Columna del padre Hugo Tagle: Contigo ¿pan y cebolla?

Por Hugo Tagle

Y celebramos San Valentín. Comencemos por las felicitaciones ¡Felicidades a todos los pololos, novios, matrimonios, gente enamorada de la vida!

Una buena oportunidad para reflexionar sobre esto de quererse que, la verdad, no se da tan bien entre los chilenos. Ya lo dicen las cifras: Las relaciones amorosas, muchas veces, pintan para café oscuro. Abunda lo frágil, inestable, lo provisorio, la falta de compromiso. Para colmo, aumenta la violencia en pololeos y noviazgos, que luego teñirá los espacios familiares. A pesar de las campañas alertando ante estas malas conductas, con el cartel del amor más aumenta que disminuye la violencia al interior de las relaciones amorosas.

Leí hace unos días una noticia “freak” a propósito del día de San Valentín: En vísperas de esta fiesta ¡aumenta notablemente el robo de chocolates! Así, como lo lee. Más de un enamorado quiere dar una sorpresa a su media naranja con una buena y llamativa caja de chocolates. Legítima la intensión. Lo triste es que los chocolates son … robados.

Cabe aquí la pregunta hasta qué punto amamos honestamente, sin caretas, sin vender imágenes; sin contarnos películas ni engañarnos mutuamente. Al amor le pertenece algo de exageración y artificio, es cierto. Pero no la mentira ni el doble estándar. Nada más ajeno al amor que buscar sorprender con lo que no se es, con méritos ajenos, con mentiras o cuentos. Y abundan los pololeos y noviazgos de pantomima, donde hay mucho de artificioso, falso,  plastificado. Muchos exageran en sus méritos académicos, laborales, en la armoniosa vida familiar que tienen, en las amistades que frecuentan. Se muestran muy cumplidores, atentos y educados. Y no pienso solo en los hombres.
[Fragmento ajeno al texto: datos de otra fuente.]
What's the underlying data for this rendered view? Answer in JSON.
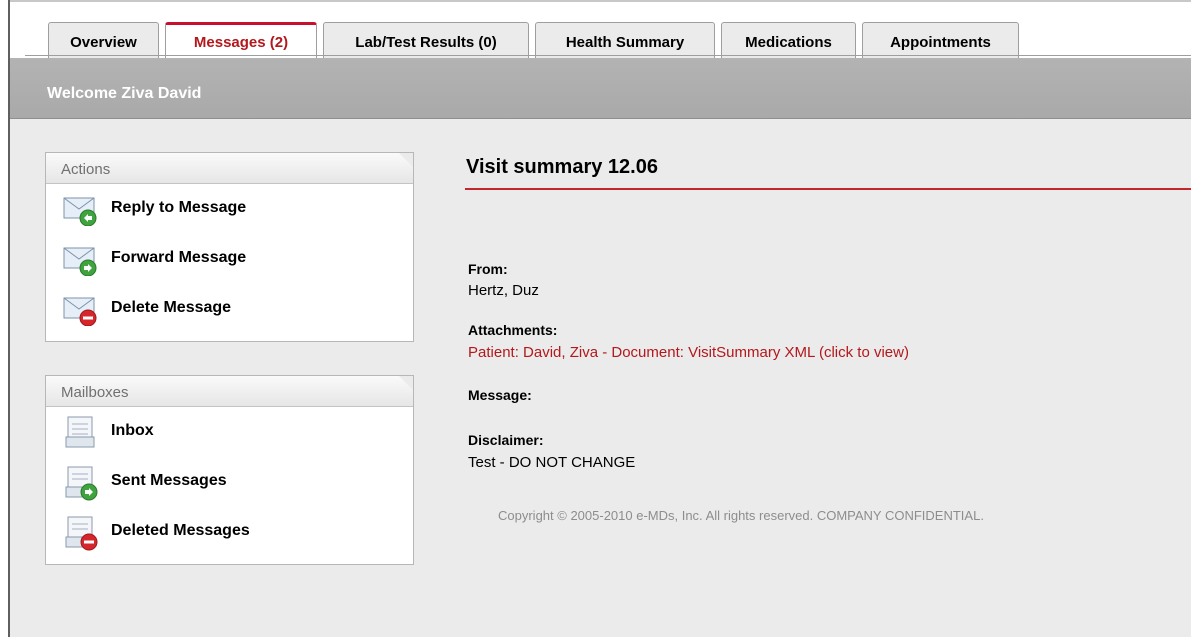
{
  "tabs": [
    {
      "label": "Overview",
      "active": false
    },
    {
      "label": "Messages (2)",
      "active": true
    },
    {
      "label": "Lab/Test Results (0)",
      "active": false
    },
    {
      "label": "Health Summary",
      "active": false
    },
    {
      "label": "Medications",
      "active": false
    },
    {
      "label": "Appointments",
      "active": false
    }
  ],
  "header": {
    "welcome": "Welcome Ziva David"
  },
  "actions_panel": {
    "title": "Actions",
    "items": [
      {
        "label": "Reply to Message",
        "icon": "envelope-reply-icon"
      },
      {
        "label": "Forward Message",
        "icon": "envelope-forward-icon"
      },
      {
        "label": "Delete Message",
        "icon": "envelope-delete-icon"
      }
    ]
  },
  "mailboxes_panel": {
    "title": "Mailboxes",
    "items": [
      {
        "label": "Inbox",
        "icon": "inbox-icon"
      },
      {
        "label": "Sent Messages",
        "icon": "sent-icon"
      },
      {
        "label": "Deleted Messages",
        "icon": "deleted-icon"
      }
    ]
  },
  "message": {
    "title": "Visit summary 12.06",
    "from_label": "From:",
    "from_value": "Hertz, Duz",
    "attachments_label": "Attachments:",
    "attachment_link": "Patient: David, Ziva - Document: VisitSummary XML (click to view)",
    "message_label": "Message:",
    "disclaimer_label": "Disclaimer:",
    "disclaimer_value": "Test - DO NOT CHANGE"
  },
  "footer": {
    "copyright": "Copyright © 2005-2010 e-MDs, Inc. All rights reserved. COMPANY CONFIDENTIAL."
  },
  "colors": {
    "accent": "#c8102e",
    "active_tab_text": "#b3181c",
    "header_bar": "#aaaaaa",
    "content_bg": "#ebebeb"
  }
}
Pienso también en muchas mujeres que, por mantener una relación, son capaces de complacer hasta el martirio; de inventar aciertos y una vida que simplemente ni llevan ni les gusta.

El problema de los juegos de artificios en el pololeo es que terminan mal. La vida en pareja, el matrimonio, supone trabajo serio como para estar fantaseando.

La pregunta que cabe en este día es ¿Estoy dispuesto a renunciar a mi “yo” por el otro, a pasar estrecheces, asumir mayores responsabilidades, a “jugarme” por un proyecto común?

Hay un entusiasta dicho latino que habla de ese amor dispuesto a todo: “contigo, pan y cebolla”. Hay que estar dispuesto a todo tipo de renuncias y sacrificios para mantener y hacer crecer ese amor; para proyectarse en un camino común, a amar sin condiciones ni letras chicas.

“El amor nos hace semejantes, crea igualdad, derriba los muros y las distancias” dice el Papa Francisco. Deseo a todos los enamorados – novios, pololos, esposos, religiosos – que renueven su amor y lo vivan honestamente. A quienes pololean o están de novios: sean honestos con el otro. Herir es fácil. Nada peor que el engaño o doble estándar.

Y regálense algo en este día. Eso sí, asegúrense que el regalo sea producto de su propio esfuerzo. Es el que verdaderamente vale.